敗戦の年、1945年の4月に沖縄県石垣島で3人の米軍機搭乗員が殺害された石垣島事件。戦後、BC級戦犯として米軍が裁いた横浜軍事法廷で41人に死刑が宣告されたが、2回の再審査を経て、最終的に7人の死刑が確定した。そのうちの一人、成迫忠邦上等兵曹。事件から5年が経過した1950年4月6日。その日の深夜に執行される処刑を前に、26歳の成迫は、遺書を書き続けていた。その遺書を法衣の袖に隠してスガモプリズンから持ち出したのは教誨師だったー。

◆死刑執行に寄り添う教誨師

BC級戦犯として死刑になった成迫忠邦(米国立公文書館所蔵)

スガモプリズンの二代目教誨師、田嶋隆純は、1953年に出版した書「わがいのち果てる日に」(講談社)の中で、死刑執行の前後について記している。

石垣島事件の死刑執行は深夜、4月7日金曜日に日付が変わってすぐ、午前0時半からだった。執行される死刑囚7人が、スガモプリズンの死刑囚の部屋から連れ出されたのは、水曜日の夜。スガモプリズンの所長をはじめ米軍将校たちが居並ぶ部屋に連れていかれ、ひとりずつ執行を宣告された。
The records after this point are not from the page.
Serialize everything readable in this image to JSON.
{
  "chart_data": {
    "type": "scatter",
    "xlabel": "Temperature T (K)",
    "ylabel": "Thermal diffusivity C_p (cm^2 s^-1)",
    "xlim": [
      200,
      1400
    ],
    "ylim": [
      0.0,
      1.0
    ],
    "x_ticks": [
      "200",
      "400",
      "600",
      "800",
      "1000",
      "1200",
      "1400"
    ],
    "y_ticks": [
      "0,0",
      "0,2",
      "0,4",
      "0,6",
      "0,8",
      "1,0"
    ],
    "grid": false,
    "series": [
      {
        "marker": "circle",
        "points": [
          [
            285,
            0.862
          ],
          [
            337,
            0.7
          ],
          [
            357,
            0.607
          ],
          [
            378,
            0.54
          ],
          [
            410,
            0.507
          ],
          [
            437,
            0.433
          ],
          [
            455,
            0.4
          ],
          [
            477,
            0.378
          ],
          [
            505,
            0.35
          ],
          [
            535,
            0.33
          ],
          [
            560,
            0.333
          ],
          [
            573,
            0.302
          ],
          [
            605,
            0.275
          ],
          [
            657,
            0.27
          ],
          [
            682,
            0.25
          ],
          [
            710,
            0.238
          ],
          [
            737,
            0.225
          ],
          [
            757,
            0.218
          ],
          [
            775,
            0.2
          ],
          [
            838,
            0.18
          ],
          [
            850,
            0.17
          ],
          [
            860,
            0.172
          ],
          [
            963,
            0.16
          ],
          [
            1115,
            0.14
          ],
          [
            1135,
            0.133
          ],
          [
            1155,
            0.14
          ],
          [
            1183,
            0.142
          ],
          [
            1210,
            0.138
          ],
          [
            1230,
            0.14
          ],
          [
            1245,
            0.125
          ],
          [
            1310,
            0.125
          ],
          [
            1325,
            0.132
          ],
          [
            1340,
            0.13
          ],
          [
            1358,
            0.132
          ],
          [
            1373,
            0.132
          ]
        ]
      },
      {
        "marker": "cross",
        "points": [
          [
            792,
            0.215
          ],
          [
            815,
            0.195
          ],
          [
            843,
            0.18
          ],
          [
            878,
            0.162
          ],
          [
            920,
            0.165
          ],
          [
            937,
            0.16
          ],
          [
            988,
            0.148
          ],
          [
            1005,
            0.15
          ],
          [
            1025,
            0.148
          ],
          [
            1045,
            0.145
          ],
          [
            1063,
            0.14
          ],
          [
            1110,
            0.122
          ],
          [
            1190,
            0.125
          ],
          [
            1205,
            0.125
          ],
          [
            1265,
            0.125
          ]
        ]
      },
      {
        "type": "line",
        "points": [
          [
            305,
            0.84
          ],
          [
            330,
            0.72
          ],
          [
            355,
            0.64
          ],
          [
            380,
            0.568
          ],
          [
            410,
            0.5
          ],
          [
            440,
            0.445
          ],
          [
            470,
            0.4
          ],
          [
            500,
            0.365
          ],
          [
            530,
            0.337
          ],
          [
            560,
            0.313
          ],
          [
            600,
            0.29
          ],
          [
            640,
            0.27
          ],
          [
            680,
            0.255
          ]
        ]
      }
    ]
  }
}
田嶋教誨師によると、死刑の執行が宣告された後、「何か希望はないか」と聞かれ、死刑囚たちは「日記や遺書など自分が書いたものを必ず家族に届けてくれ」と願っていたという。

そして所長はいつでも「たしかに承知した。遺書は今から明日いっぱい書く自由が与えられているから」と断言していたそうだ。しかし、実際は当局から遺族に何一つ渡されたものはないという。

◆田嶋教誨師がとった「非常手段」

「巣鴨の父」田嶋隆純教誨師

<わがいのち果てる日に 田嶋隆純>講談社エディトリアルより2021年復刊
誰の日記も遺書も、当局から何一つ遺族に渡されぬまま今日に至っているのが事実である。これについては当時、五棟(注・死刑囚が収監された棟)の人すべてが非常な関心を払っていて幾度となく係将校に確かめていたようである。私も、前の人達のは家族に渡っているかとしばしば訊ねられた。しかし、巣鴨当局から総司令部の方へ出ることは確かだが、その先が分からない。だから、最後の夜を迎えた人々の危惧を払うためには、私自身が非常手段で持ち帰る他はなかった。

◆紫衣の袖に遺書を隠して

巣鴨版画集より 13と書かれた扉の奥に絞首台があった

田嶋教誨師が取った「非常手段」は以下の方法だった。

<わがいのち果てる日に 田嶋隆純>
止むなく私は各房を訪れるたびに、畳の上に置いてもらってある紙の上へ、パーッとわざと衣の裾を広げて座り込み、扉から四、五人も覗いている看視兵らの目をかすめては、紫衣の袖に隠し持って外に出て来るのだった。人数の多いときは次々と房を一回巡るだけでも、相当な紙数に達する。それを何食わぬ顔で教誨師室まで運び込んでおいては、またしばらくして取りに行ったものである。

ところで不審なのは、当人たちに支給される分厚い便箋が減っているのだから、その分がどこへ消えたか、あれだけの看視兵の誰かが当然気づかねばならぬはずなのである。しかしいつのときでも、その間あるいは見送りの後にもついぞ一度の不審を打たれたこともなかった。分かればもちろん私のいい開きようはなかったはずである。これについて私は恐らく管理当局が暗黙のうちに了解していてくれたことと今でも深く感謝しているのであって、いわゆる武士の情けをもって見逃してくれていたその寛容とヒューマニティーに対し、ここに心からの敬意を払いたい。


こうして、スガモプリズンで処刑されたBC級戦犯たちの遺書は、米軍の黙認のもと、田嶋教誨師によって所外に持ち出されたのだった。